神社のお祭りは楽しいものです。盆踊りなどのお祭りも見ているだけで、何か楽しくなります。「まつり」とは楽しんで自ら調和しようとする行為であります。
祖霊に対しても神に対しても、畏れ敬いつつ、明るく、楽しく、親しむ心ですることがあちらの世界に通じる秘訣でもございます。これが「神向心」なのであります。



一昔前に各家庭には、祖霊をおまつりすると同時にどこの家庭にも神棚がありました。朝、仕事に行く前にパンパンと柏手を打ってそして会社に出掛け、学校に行ってたと思います。神棚は、自分と社会を祭り合わせる意味であったのですね。家庭においては、祖霊と共に生活し、社会生活においては神とともにであったわけです。



松下幸之助氏はこの「まつり」の本当の意味をよく知っていたひとりでした。各工場や社屋に鳥居と社を設けていましたし、自らも、朝出社して最初にすることは、社に手を合わせることでした。
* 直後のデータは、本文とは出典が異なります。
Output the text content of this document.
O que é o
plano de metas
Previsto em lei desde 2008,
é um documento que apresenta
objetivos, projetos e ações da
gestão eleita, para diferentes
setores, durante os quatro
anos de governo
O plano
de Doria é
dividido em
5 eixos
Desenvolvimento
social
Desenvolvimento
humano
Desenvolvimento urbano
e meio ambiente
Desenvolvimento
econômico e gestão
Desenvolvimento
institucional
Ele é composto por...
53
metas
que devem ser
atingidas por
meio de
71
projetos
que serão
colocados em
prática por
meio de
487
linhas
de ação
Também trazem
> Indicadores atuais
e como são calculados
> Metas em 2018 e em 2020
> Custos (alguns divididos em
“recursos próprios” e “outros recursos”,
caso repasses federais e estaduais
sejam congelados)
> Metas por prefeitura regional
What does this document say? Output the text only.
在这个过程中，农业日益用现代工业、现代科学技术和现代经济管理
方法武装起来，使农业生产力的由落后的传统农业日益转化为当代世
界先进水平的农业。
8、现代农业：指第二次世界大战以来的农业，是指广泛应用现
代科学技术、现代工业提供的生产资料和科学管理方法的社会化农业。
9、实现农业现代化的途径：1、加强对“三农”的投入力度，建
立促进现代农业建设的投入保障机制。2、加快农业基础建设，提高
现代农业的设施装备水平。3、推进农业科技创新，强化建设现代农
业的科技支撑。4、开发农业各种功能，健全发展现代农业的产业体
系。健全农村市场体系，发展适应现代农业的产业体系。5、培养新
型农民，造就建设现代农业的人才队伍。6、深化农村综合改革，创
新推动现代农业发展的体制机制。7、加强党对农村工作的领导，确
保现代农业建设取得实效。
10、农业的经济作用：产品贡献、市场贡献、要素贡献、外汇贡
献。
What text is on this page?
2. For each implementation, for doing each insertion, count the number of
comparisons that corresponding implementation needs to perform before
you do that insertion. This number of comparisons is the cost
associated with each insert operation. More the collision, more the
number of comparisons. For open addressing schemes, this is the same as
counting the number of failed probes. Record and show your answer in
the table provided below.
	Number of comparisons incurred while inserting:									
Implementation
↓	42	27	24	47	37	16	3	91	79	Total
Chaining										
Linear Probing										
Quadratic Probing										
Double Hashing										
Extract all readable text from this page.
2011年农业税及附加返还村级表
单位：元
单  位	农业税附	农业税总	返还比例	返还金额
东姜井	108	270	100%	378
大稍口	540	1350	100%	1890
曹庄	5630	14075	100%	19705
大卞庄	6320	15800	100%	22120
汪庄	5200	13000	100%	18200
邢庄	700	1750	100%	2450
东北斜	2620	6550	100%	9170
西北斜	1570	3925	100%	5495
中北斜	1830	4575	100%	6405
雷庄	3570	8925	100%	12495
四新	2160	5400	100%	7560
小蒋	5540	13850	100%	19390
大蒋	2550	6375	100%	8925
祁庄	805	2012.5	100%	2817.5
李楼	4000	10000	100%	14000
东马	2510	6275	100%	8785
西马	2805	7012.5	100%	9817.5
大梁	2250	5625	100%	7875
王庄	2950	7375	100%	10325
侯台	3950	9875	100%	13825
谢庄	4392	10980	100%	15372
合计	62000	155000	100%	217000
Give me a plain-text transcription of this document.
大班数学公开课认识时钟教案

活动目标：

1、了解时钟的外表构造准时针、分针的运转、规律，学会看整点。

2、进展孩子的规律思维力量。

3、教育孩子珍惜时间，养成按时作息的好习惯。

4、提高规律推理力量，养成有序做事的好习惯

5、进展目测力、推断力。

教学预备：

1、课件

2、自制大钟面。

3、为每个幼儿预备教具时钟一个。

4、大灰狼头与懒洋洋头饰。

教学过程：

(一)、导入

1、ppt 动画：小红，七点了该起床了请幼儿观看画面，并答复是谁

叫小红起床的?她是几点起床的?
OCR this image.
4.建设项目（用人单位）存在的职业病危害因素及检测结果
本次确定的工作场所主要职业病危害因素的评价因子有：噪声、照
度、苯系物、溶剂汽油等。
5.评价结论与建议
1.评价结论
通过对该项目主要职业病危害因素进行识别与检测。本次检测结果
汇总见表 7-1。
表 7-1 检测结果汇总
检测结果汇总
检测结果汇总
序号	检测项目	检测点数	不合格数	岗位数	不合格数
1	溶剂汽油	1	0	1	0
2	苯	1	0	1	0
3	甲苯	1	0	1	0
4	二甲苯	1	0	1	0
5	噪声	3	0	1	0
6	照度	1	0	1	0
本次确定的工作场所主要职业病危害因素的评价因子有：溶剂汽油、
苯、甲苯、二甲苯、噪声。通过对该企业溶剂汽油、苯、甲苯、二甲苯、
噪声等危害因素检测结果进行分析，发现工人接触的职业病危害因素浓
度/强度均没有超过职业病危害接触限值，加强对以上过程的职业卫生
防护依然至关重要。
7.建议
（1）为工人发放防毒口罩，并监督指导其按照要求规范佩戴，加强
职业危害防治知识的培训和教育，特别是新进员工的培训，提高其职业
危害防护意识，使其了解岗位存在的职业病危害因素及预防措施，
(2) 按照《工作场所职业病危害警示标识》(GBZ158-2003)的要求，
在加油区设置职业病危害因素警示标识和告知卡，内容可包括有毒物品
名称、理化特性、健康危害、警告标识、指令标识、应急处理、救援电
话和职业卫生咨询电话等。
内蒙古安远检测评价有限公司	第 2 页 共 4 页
現代ほど、「祭り」が必要な時代はないのではないかと、私は思います。また祭りという全てと調和する心はアクエリアスの時代そのものであるのです。もう一度、本来の「まつり」の意味をじっくりと皆様方もお考えになられてみても宜しいかと思います。大ざっぱに書きましたが、以上をご参考にしてくださいませ。